Named after Florence Nightingale, the founder of modern nursing, some of them were not used during the first wave of infections, and those that worked only treated a small number of patients.

But even in Germany, which has a lower infection rate than most of its neighbors, concerns are mounting. Currently, 70 percent are full. places in intensive care units, and in the event of an increase in the number of severe COVID-19 patients, other patients may need to be urgently removed.

“If we fail to stop the proportional increase in infections, we don’t know what we will get in the next few weeks,” Susanne Herold, professor of lung infections at the University of Giessen near Frankfurt told ZDF.

In France, the increase in coronavirus cases is putting pressure on resuscitation rooms and staff are already feeling overwhelmed.

French Health Minister Olivier Veran said last Tuesday that the country’s hospitals, in addition to have already reserved 10 billion. EUR for healthcare in 2020 budget, an additional 2.5 billion euros will be allocated. euros.

“The authorities did not learn from the first wave,” said Benoit Labenne, a general practitioner of the Le Rensi commune in the Paris suburbs, who helps local emergency services several times a week.

The Italian government is preparing to expand wards for coronavirus patients. The new premises, installed this year at the Milan and Bergamo fairgrounds, will open in the coming days, with an initial capacity of 200 seats.

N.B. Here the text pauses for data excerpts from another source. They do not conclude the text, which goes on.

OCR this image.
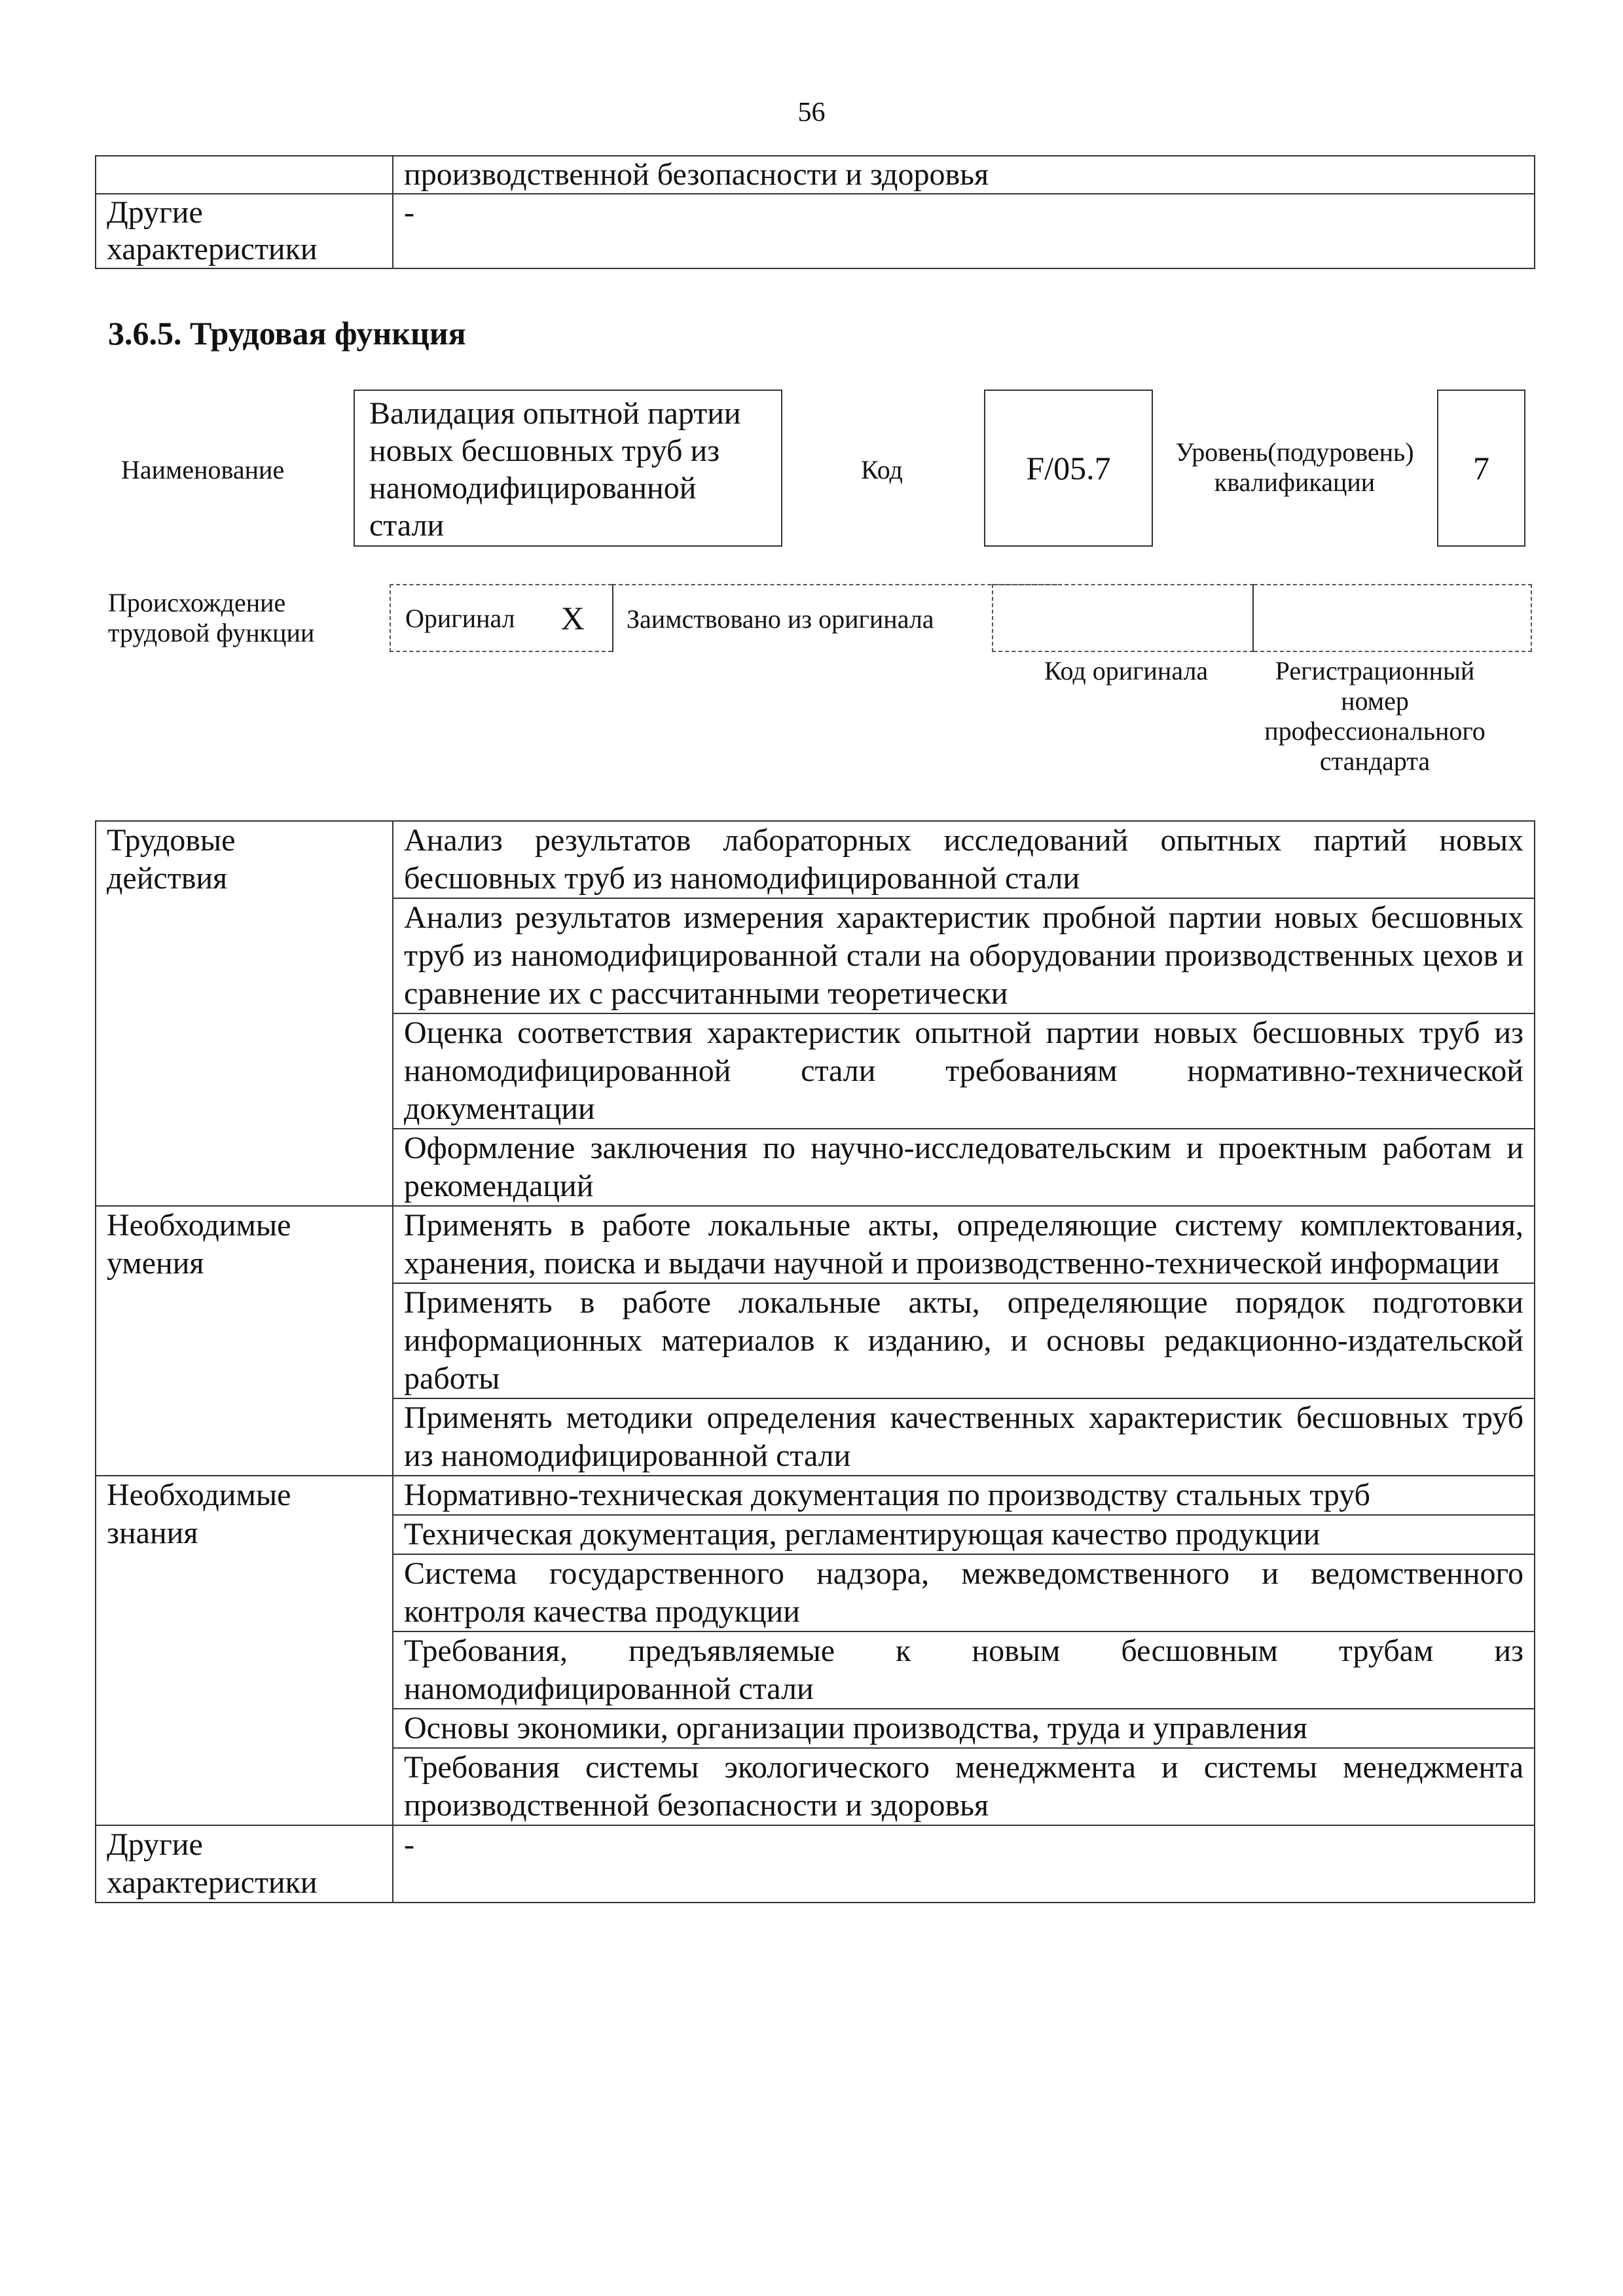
56
	производственной безопасности и здоровья

Другие
характеристики	-
3.6.5. Трудовая функция
Наименование
Валидация опытной партии новых бесшовных труб из наномодифицированной стали
Код	F/05.7	Уровень(подуровень)
квалификации	7
Происхождение
трудовой функции	Оригинал X	Заимствовано из оригинала
Код оригинала	Регистрационный номер профессионального стандарта
Трудовые
действия	Анализ результатов лабораторных исследований опытных партий новых бесшовных труб из наномодифицированной стали
	Анализ результатов измерения характеристик пробной партии новых бесшовных труб из наномодифицированной стали на оборудовании производственных цехов и сравнение их с рассчитанными теоретически
	Оценка соответствия характеристик опытной партии новых бесшовных труб из наномодифицированной стали требованиям нормативно-технической документации
	Оформление заключения по научно-исследовательским и проектным работам и рекомендаций

Необходимые
умения	Применять в работе локальные акты, определяющие систему комплектования, хранения, поиска и выдачи научной и производственно-технической информации
	Применять в работе локальные акты, определяющие порядок подготовки информационных материалов к изданию, и основы редакционно-издательской работы
	Применять методики определения качественных характеристик бесшовных труб из наномодифицированной стали

Необходимые
знания	Нормативно-техническая документация по производству стальных труб
	Техническая документация, регламентирующая качество продукции
	Система государственного надзора, межведомственного и ведомственного контроля качества продукции
	Требования, предъявляемые к новым бесшовным трубам из наномодифицированной стали
	Основы экономики, организации производства, труда и управления
	Требования системы экологического менеджмента и системы менеджмента производственной безопасности и здоровья

Другие
характеристики	-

The situation is deteriorating notably. In the region around Naples, which largely escaped the first wave, more than a thousand COVID patients were hospitalized, more than the peak reached in April of around 700.

And while hospitals are renovating facilities to treat intensive care patients and preparing the necessary equipment, the biggest problem at the moment is staffing.

“It’s the same as keeping a Ferrari Testarossa in a garage without a driver,” said Bruno Zuccarellis, vice president of the Naples Medical Association. “There are not enough specialists.”

In the city of Getafe, south of Madrid, the number of coronavirus patients in hospitals rose again at the beginning of September. By about the middle of the month, the local clinic was already packed, says Yolanda Caberrro, an anesthesiologist who has been working here for twenty-five years and became infected with a coronavirus at work in March.

“There is a lot of pressure in Madrid to get out of the limitations as soon as possible, prioritizing the economy over the criteria of health professionals and epidemiologists,” he said. “We are convinced over and over again that this is a mistake, because without health we will not have an economy.”